Hart, J., and Chipman, P. J., concurred.
A petition for a rehearing of this cause was denied by the district court of appeal on March 15, 1912, and the following opinion then rendered thereon:
In her petition for rehearing appellant calls attention to the fact that, contrary to a recital in the opinion heretofore filed herein, it was expressly admitted by respondents at the trial of this action that the charges preferred against her were not read to appellant by the investigating committee. The statement in the opinion was based upon the recitals in the minutes of the council containing the report of the committee. These minutes were admitted in evidence, and it appears therein that "a copy of the charges was duly served on the accused sister, and she with the committee met at the city of Mendocino, county of Mendocino, state of California, on the seventeenth day of September, 1906. The charges were then read to the accused sister by a member of the committee," etc. But the matter seems to be entirely immaterial, as she had been served with a copy of the charges and there is no contention that she was not fully informed of the nature of the accusation or that the laws of the order required the charges to be read to her by the committee.

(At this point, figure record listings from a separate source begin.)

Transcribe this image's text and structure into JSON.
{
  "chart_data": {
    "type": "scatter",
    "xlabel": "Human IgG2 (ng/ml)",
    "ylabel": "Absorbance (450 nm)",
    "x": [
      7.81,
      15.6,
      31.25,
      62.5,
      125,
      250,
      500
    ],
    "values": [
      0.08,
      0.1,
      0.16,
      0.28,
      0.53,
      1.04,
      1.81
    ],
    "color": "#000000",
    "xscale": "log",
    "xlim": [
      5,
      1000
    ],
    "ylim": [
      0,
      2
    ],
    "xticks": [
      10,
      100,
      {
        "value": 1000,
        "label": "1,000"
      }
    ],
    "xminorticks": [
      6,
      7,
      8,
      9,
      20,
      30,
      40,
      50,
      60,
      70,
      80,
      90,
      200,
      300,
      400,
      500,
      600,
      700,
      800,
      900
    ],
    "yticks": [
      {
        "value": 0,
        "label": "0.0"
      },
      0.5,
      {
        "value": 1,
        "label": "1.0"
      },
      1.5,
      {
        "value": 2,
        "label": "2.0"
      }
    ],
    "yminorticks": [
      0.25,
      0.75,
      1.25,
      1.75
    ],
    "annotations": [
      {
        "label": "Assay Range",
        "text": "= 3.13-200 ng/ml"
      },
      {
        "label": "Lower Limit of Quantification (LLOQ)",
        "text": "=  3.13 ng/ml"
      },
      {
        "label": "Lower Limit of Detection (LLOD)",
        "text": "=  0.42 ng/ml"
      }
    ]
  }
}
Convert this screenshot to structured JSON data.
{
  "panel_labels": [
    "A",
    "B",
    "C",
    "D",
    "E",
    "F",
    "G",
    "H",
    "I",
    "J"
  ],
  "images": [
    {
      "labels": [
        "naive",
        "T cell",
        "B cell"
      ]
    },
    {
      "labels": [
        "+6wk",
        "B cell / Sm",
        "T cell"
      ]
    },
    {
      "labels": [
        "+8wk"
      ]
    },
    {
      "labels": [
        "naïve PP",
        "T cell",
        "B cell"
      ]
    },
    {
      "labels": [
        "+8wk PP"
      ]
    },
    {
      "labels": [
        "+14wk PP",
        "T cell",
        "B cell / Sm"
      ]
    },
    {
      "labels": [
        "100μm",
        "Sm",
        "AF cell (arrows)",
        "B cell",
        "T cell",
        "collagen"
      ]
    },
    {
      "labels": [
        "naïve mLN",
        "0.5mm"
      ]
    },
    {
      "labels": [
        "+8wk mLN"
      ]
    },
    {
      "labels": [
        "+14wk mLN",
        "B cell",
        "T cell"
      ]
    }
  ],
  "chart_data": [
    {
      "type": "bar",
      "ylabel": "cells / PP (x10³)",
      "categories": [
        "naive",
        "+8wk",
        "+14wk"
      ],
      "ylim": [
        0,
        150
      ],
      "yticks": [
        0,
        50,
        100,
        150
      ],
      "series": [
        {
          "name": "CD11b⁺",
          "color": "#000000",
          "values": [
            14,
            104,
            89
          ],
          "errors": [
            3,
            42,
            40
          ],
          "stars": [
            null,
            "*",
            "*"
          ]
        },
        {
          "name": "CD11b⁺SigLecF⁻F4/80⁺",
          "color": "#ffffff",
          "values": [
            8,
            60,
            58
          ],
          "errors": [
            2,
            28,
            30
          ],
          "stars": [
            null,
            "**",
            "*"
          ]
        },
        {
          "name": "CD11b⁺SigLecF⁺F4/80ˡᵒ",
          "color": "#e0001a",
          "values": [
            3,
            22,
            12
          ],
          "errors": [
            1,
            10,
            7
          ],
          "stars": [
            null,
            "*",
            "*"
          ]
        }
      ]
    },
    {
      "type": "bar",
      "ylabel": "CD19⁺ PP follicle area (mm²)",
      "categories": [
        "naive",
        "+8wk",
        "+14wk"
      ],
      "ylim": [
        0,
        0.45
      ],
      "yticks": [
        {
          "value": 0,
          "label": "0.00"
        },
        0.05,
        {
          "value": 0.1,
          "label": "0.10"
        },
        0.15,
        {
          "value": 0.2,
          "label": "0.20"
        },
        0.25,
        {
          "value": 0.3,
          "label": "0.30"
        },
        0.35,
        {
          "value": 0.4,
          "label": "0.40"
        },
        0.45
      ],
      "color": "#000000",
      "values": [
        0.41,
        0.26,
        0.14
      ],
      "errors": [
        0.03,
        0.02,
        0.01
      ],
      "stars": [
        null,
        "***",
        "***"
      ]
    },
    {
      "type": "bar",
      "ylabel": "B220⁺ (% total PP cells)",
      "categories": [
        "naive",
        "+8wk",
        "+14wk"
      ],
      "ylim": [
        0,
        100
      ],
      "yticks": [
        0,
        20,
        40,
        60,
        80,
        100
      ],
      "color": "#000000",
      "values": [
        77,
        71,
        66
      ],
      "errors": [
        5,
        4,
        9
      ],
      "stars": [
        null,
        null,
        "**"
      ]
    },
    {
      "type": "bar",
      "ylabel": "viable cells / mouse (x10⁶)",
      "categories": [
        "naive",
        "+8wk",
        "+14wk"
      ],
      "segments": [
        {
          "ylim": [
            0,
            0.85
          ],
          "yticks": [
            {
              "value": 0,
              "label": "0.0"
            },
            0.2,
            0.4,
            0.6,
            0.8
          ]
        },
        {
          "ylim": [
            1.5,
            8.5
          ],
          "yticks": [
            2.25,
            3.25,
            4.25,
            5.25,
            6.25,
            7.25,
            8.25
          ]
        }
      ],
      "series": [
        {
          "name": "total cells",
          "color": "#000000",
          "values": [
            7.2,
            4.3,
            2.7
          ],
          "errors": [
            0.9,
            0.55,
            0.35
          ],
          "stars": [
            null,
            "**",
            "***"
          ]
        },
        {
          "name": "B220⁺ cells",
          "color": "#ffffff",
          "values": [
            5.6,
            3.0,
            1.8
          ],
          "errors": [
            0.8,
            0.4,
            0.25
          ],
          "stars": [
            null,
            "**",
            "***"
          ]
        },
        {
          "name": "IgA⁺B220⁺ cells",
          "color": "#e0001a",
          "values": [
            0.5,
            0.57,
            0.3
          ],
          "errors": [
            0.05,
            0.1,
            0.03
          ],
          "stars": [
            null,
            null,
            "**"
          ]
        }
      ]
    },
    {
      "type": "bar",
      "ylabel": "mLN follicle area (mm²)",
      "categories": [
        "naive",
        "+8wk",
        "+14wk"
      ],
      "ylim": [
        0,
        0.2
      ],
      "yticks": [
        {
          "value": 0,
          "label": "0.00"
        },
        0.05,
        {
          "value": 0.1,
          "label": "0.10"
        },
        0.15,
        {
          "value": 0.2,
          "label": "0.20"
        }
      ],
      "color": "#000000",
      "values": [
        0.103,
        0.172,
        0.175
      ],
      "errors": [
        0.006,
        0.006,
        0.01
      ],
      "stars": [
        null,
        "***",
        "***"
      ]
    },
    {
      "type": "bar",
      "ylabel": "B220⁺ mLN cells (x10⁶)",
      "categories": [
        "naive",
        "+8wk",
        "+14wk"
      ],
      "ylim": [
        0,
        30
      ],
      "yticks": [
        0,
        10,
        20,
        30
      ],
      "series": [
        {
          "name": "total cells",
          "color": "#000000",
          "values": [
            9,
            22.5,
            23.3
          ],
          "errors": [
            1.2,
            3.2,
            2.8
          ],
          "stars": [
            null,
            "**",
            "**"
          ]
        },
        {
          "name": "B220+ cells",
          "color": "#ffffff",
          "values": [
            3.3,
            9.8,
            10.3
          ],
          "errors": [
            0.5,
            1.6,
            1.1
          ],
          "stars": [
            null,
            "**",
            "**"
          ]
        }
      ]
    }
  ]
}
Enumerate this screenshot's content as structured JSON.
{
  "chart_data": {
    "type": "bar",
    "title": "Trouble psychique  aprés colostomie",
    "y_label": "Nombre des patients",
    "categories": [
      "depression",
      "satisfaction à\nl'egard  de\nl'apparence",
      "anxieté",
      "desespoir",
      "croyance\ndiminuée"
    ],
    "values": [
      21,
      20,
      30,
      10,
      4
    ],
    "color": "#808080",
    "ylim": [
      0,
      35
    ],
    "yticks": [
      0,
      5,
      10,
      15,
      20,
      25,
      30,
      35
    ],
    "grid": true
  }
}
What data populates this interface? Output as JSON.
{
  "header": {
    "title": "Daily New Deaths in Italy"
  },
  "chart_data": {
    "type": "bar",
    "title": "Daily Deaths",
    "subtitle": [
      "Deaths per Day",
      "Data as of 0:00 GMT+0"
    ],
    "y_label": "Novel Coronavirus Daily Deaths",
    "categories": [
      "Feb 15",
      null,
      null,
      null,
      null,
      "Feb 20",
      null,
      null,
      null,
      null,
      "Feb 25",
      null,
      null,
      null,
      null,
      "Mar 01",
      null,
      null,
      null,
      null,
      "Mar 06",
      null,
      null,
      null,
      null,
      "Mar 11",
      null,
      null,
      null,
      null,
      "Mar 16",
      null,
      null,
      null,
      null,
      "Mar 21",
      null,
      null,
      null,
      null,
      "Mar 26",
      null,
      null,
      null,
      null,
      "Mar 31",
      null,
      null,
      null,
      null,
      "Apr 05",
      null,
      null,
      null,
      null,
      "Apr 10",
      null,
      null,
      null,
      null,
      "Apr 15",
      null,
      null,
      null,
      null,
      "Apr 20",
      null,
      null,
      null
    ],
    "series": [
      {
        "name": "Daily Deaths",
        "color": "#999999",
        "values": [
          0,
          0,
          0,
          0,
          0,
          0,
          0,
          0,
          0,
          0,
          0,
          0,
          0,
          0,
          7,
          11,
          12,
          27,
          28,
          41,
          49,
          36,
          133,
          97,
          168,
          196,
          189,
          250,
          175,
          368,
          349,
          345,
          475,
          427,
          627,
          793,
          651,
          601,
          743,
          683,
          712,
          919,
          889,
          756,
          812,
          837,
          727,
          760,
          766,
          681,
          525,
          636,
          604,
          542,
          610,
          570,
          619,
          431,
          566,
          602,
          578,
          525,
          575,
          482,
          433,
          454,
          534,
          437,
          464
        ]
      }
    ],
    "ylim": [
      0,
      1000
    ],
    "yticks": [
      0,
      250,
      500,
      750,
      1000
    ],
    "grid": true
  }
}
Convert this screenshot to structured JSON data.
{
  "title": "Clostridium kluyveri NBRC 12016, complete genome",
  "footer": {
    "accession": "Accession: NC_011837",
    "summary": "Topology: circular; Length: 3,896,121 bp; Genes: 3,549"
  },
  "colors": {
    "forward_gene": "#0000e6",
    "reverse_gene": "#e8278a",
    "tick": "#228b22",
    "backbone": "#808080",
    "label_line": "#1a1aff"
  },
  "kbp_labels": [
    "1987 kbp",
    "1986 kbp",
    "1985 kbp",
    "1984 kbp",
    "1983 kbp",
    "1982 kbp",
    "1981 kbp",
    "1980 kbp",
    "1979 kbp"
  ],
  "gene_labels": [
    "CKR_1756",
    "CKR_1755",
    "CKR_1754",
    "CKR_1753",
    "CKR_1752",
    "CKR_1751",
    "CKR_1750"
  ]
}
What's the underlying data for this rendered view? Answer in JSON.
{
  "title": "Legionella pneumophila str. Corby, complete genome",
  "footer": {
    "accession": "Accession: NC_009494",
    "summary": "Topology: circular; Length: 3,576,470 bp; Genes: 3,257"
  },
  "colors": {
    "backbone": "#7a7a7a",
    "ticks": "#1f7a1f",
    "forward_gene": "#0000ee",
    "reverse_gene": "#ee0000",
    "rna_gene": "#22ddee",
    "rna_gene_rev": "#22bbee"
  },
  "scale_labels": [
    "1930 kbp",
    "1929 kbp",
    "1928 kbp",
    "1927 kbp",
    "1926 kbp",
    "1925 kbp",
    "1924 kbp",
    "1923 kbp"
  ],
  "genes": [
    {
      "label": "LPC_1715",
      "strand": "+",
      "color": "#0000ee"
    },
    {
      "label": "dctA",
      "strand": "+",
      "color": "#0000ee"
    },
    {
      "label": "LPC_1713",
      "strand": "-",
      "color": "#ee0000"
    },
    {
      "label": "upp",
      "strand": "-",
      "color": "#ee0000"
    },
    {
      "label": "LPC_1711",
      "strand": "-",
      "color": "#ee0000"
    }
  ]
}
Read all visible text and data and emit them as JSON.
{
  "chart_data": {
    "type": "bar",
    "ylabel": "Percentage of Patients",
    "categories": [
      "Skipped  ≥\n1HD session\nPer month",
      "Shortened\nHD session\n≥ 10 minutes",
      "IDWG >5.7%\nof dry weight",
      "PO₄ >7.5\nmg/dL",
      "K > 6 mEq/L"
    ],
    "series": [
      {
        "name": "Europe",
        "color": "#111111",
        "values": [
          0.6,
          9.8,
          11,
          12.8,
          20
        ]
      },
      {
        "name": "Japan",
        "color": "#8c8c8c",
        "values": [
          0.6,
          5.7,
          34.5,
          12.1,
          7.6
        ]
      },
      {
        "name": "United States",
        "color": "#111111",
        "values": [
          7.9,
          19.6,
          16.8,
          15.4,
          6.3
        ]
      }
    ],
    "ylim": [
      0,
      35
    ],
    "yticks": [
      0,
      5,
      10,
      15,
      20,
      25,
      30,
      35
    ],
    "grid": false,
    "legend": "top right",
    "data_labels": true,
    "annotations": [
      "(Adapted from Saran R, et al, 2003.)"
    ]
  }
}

Appellant makes a distinction between being a member and persisting in being a member of the proscribed order. However, since she admitted she was a member of the U. P.'s and manifested no inclination or purpose to give up her membership therein, it seems reasonable to conclude that she intended to "persevere" in said connection. It may be remarked, also, that the record shows that some time before the charges were preferred against her, she attended a meeting of the S. P.'s, and tendered her dues to the secretary, who refused to accept them on the ground that appellant had joined the U. P.'s The president told her "if she belonged to ours she must leave the other," and she said: "I won't; I belong to the two and I always will." While this evidence was not taken by the committee at the investigation, it illustrates the attitude of appellant during the entire period covered by the trial before the superior court.
If, as contended by appellant, her answer to the committee should be construed as expressing a purpose "to conform to the laws of defendant society in thirty days," it would be difficult to explain why she made no attempt to do so. The by-laws provided that "To the report of the committee the accused can present her further evidence and refutation within a month; and the council shall say if the committee erred or not, shall submit the case to the same or another committee or shall proceed anew with the trial." She did not avail herself of this privilege nor appeal in any way to the constituted authorities of the order.
It cannot be said that hasty action was taken by the council, as appellant was not expelled till more than three months after the report of the committee was made. And while, as already stated, the proceedings in a few particulars were somewhat inartificial, no substantial right of appellant seems to have been invaded, and we think the court was justified in denying the writ.
The specific points made by appellant have been examined, but, as we view the matter, no sufficient reason has been presented for a rehearing of the case. The petition is therefore denied.
Chipman, P. J., and Hart, J., concurred.
A petition to have the cause heard in the supreme court, after judgment in the district court of appeal, was denied by the supreme court on April 13, 1912.